Desperately Seeking Liar
Robert:
Lying has its purpose, apparently—so says someone I met recently. Internet is rife with stories about people molding themselves to fit the unreal expectations of cultural attractiveness. Everyone has the right photo, height, waist, age, fashion sensibility, ethnicity, job, and delicate balance of edge and stability, humor and seriousness. (Except they don’t—age wears and fattens us; fashion requires money and taste, both in poor supply; and the “right” job depends on your values: an investment banker or a painter? Your decision says it all.)
So why do people insist on deceit? If the universe has its permutations, its diversity manifested in the range of people we see all over the streets, why is every profile one more attempt to appear like the next?

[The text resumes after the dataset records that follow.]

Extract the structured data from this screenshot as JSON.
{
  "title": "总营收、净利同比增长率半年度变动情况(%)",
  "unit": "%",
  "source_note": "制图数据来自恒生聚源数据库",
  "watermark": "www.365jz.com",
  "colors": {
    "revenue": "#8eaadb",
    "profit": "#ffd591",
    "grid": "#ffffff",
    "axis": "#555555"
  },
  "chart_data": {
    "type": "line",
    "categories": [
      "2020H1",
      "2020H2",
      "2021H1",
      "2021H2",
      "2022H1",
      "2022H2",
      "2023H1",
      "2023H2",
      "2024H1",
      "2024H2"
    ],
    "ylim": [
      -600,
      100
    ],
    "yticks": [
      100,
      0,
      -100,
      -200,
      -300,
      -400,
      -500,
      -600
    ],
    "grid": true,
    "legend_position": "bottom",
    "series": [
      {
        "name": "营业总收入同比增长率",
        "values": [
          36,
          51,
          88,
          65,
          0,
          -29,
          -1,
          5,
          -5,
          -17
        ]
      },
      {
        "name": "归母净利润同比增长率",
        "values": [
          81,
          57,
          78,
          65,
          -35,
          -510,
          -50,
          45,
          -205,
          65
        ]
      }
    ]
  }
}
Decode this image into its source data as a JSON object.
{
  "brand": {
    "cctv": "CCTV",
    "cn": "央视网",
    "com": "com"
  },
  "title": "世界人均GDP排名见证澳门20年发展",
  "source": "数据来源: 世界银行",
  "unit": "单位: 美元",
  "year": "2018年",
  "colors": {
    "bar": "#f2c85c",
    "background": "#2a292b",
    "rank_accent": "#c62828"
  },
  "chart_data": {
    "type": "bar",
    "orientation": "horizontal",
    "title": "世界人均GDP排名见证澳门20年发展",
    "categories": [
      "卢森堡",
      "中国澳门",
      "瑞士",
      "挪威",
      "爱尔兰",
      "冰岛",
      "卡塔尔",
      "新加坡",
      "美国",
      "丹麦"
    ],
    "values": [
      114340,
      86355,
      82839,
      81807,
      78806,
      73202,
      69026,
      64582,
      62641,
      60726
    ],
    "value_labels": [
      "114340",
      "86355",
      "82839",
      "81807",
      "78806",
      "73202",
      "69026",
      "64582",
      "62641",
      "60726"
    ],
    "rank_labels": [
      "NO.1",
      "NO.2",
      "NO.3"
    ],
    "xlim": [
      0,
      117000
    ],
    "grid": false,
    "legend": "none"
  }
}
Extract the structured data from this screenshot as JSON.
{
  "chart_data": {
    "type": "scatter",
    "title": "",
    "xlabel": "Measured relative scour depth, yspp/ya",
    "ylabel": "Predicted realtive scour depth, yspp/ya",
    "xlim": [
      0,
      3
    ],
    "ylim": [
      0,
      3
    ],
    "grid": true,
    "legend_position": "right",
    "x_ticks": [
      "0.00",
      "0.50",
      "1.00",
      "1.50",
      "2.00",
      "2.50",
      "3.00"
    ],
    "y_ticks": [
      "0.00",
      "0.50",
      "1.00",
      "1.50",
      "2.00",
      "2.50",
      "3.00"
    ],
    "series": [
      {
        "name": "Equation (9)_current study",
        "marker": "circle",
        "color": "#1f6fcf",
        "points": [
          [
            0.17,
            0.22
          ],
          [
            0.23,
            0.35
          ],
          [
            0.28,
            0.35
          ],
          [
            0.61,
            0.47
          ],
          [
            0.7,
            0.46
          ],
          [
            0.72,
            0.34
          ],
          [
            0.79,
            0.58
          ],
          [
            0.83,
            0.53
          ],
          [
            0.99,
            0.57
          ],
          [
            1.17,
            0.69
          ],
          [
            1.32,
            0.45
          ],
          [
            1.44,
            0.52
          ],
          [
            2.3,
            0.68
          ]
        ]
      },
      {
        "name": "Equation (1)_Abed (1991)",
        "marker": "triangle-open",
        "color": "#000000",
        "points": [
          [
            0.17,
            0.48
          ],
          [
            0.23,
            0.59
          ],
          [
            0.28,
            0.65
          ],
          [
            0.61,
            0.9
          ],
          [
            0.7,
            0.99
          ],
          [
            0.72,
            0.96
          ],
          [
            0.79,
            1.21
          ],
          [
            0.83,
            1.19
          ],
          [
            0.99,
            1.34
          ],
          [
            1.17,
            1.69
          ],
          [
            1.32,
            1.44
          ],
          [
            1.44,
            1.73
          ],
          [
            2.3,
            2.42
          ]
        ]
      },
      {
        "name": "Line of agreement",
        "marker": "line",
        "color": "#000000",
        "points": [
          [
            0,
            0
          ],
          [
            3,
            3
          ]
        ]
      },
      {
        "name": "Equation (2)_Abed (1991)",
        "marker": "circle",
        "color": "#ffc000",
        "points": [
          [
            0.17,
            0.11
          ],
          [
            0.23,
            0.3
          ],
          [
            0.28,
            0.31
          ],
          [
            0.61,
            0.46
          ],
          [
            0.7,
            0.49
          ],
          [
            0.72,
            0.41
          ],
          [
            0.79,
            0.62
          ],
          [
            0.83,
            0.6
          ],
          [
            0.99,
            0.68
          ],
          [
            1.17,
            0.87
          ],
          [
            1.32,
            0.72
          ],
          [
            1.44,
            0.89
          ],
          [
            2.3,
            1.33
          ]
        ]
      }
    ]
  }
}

It’s here I catch myself having a conversation with a man who changed his age from 38 to 33 on his internet profile. He says he knows that lies are wrong but the market favors the clever. Scan all the profiles, he encourages me, and you’ll see guys well past 35, cutting off years like Anna Nicole trimmed off fat. Yes, I tell him, but the lie reveals itself; what will he do when he encounters someone he likes and their initial interaction was rooted in deceit? I tell him of my first date using the internet: a man who gave himself 6 inches of height to make up for a height inadequacy. Surely, he knew that a gay man would notice six, full inches, gone. No, no, he responds, Life beckons us to move as we must. Even job professionals encourage this: get in the interview, and you'll have a shot at the job. I’ll pass, I reply, painters are more my type.